Poésie comorienne sur billets de banque une histoire…

L’un des marqueurs de monnaie comorienne les plus inattendus reste un emprunt à la poésie passée et contemporaine. Des vers retranscrits sur les biffetons. Un hommage rare fait à la littérature par les décideurs économiques[1].

Un fait qui distingue le paysage littéraire de cet archipel. L’apparition de phrases poétiques sur les billets de banque émis par l’Etat comorien. Des pensées et des maximes de Mbae Trambwe, le sultan-poète. Des vers extraits de Kaulu la mwando, recueil de Mab Elhad paru aux éditions Komedit en 2006. Ce dernier raconte : « Lorsque la Banque centrale a sollicité l’autorisation d’utiliser mes textes sur les billets à paraître, je n’ai pas hésité ». Le concept phare était que la poésie devait servir à renforcer la sécurité fiduciaire. Une sorte de talisman littéraire contre la falsification des billets.

Un événement de taille ! La scène littéraire locale aurait même pu s’en enorgueillir, si ce n’est que l’opération s’est effectuée sans tambour, ni trompette, dans un pays où une actualité aussi insolite exigerait de suite rituels publics et bêtes sacrifiées, en d’autres temps. « Je rappelle que j’avais émis des réserves à l’idée que la banque le fasse sans l’autorisation de l’éditeur. Pour moi, c’était un préalable ». Chamanga, l’éditeur, justement, semble n’avoir pas été consulté. Du moins, l’affirme-t-il. Ce qui est sûr, c’est que peu de gens savent en réalité que le bleu coelacanthe et pirogue des billets de 1.000 francs porte en lui une double déclaration d’amour, à l’aimée, à la muse du poète, et à la terre comorienne, à son identité, coincée en mer indianocéane. Il a obtenu « le prix du billet de l’année 2006, décerné par l’Institut IBNS (International Bank Note Society). Ce billet a impressionné les juges pour son design innovant et l’utilisation des techniques modernes de sécurité » selon les services de la Banque centrale.
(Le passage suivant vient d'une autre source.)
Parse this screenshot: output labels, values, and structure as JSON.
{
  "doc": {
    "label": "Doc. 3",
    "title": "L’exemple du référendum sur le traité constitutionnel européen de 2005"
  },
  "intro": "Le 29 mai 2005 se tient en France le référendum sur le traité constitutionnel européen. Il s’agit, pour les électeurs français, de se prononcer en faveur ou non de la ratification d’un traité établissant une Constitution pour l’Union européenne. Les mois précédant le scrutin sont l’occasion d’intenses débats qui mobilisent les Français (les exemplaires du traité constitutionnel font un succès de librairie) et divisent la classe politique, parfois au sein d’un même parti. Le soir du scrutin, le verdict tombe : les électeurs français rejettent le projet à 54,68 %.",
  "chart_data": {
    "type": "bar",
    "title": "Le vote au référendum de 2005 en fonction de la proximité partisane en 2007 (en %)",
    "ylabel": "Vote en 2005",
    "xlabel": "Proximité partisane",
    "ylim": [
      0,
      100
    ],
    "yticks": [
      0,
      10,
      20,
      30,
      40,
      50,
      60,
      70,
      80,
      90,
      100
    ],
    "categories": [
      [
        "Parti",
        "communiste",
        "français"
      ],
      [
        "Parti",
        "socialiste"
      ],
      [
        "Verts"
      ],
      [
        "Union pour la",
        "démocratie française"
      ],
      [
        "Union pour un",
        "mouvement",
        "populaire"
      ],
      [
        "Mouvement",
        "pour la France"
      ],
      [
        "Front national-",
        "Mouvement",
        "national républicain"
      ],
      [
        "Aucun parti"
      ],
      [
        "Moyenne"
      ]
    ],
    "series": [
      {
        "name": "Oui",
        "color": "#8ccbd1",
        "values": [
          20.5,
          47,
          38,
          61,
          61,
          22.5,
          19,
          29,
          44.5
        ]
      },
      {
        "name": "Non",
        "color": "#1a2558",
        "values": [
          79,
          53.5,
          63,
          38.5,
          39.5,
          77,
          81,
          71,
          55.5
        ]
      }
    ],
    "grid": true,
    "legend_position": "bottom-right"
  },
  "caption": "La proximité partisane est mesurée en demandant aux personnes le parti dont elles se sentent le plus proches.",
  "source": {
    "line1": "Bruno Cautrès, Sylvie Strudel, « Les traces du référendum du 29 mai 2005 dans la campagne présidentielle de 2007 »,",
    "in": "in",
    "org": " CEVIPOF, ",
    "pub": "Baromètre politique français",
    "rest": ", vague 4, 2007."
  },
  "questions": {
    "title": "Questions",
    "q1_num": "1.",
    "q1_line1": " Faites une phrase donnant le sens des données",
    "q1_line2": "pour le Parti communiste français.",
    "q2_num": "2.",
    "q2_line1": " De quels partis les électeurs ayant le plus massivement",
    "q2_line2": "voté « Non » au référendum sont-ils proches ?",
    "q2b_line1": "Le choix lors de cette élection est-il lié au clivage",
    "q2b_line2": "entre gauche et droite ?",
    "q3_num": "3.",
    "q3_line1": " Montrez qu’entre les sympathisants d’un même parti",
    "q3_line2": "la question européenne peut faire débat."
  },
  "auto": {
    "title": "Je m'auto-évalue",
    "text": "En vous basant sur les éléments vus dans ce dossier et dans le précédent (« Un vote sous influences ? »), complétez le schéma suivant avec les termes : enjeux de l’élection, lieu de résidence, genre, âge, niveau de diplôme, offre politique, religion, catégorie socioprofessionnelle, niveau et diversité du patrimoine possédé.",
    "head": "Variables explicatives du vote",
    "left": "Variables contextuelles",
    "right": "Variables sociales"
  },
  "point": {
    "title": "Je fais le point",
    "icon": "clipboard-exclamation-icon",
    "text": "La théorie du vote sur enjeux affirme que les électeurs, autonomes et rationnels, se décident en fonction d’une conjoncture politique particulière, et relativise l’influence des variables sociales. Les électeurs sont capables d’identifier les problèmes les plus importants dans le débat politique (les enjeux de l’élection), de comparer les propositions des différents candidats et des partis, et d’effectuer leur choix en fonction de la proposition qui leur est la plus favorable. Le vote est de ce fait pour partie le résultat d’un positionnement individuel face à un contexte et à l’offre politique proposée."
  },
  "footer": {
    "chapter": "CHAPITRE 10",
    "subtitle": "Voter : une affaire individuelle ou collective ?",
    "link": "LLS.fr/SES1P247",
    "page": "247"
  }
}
Trois extraits de billet. La couverture du recueil dont la banque a tiré les fragments de textes de Mab Elhad.

Selon Mab Elhad, le choix du gouverneur de la Banque centrale, Ibrahim Ben Ali, se portait, à l’époque, sur certains de ses textes, parce qu’il était le poète le plus récemment publié sur le marché, et aussi parce que son travail commençait à interpeller l’opinion. « Il n’y a pas eu d’appel à projet ou d’autres sélections de textes. J’estime que c’était pour gagner du temps puisque les billets devaient être publiés en décembre 2006, alors que nous nous trouvions à la fin du mois de novembre ». La faute, donc, à l’esprit de précipitation des commanditaires de la banque. En effet, la Banque n’a retenu en définitive que les fragments de Mab Elhad et de Mbae Trambwe. Sans doute que si le projet avait concerné plus de monde, il y aurait discussion autour du corpus choisi. Sur un plan strictement littéraire, certaines traductions des maximes de Mbae Trambwe auraient gagné  à être reprises, en tenant compte des dernières avancées sur l’écriture du shikomori. Il est vrai cependant que les vers de Mab Elhad contre l’arbitraire et la pauvreté, frappés sur le billet de 2.000 fc, sont aussi une belle leçon de morale politique dans ce monde néolibéral.

De quoi réconcilier les pour et les contre par rapport à l’intérêt du projet. Il n’empêche que d’autres auteurs du pays auraient apprécié d’avoir leur place en cette histoire. « Je reconnais, dit-il, que notre pays a des poètes et des artistes de talent, mais peut-être qu’il n’était simple pour la Banque de trouver un poète et artiste disposé à offrir gracieusement ses œuvres pour faire honneur à son pays. D’ailleurs, bien des personnes m’ont trouvé un peu fou et naïf dans le fait de céder mes écrits sans demander de rétributions en retour ». La générosité du poète [la Banque a trouvé un moyen, depuis,  de le récompenser en retour] fut son principal atout dans cette affaire, menée à l’ombre de la Place des banques à Moroni. Pour sa part, Mab Elhad reste fier d’avoir contribué à cet épisode du biffeton trempé dans la poésie. Il se rapproche ainsi d’un artiste qui le fascine, Rakoto Frah, le roi de la sodina malgache, qui est peut-être le seul artiste au monde dont l’image honore les billets de banque de son pays.

Irchad Ousseine


[1] Article initialement paru dans le spécial « littérature comorienne » d’Al-Watwan Mag en décembre 2013.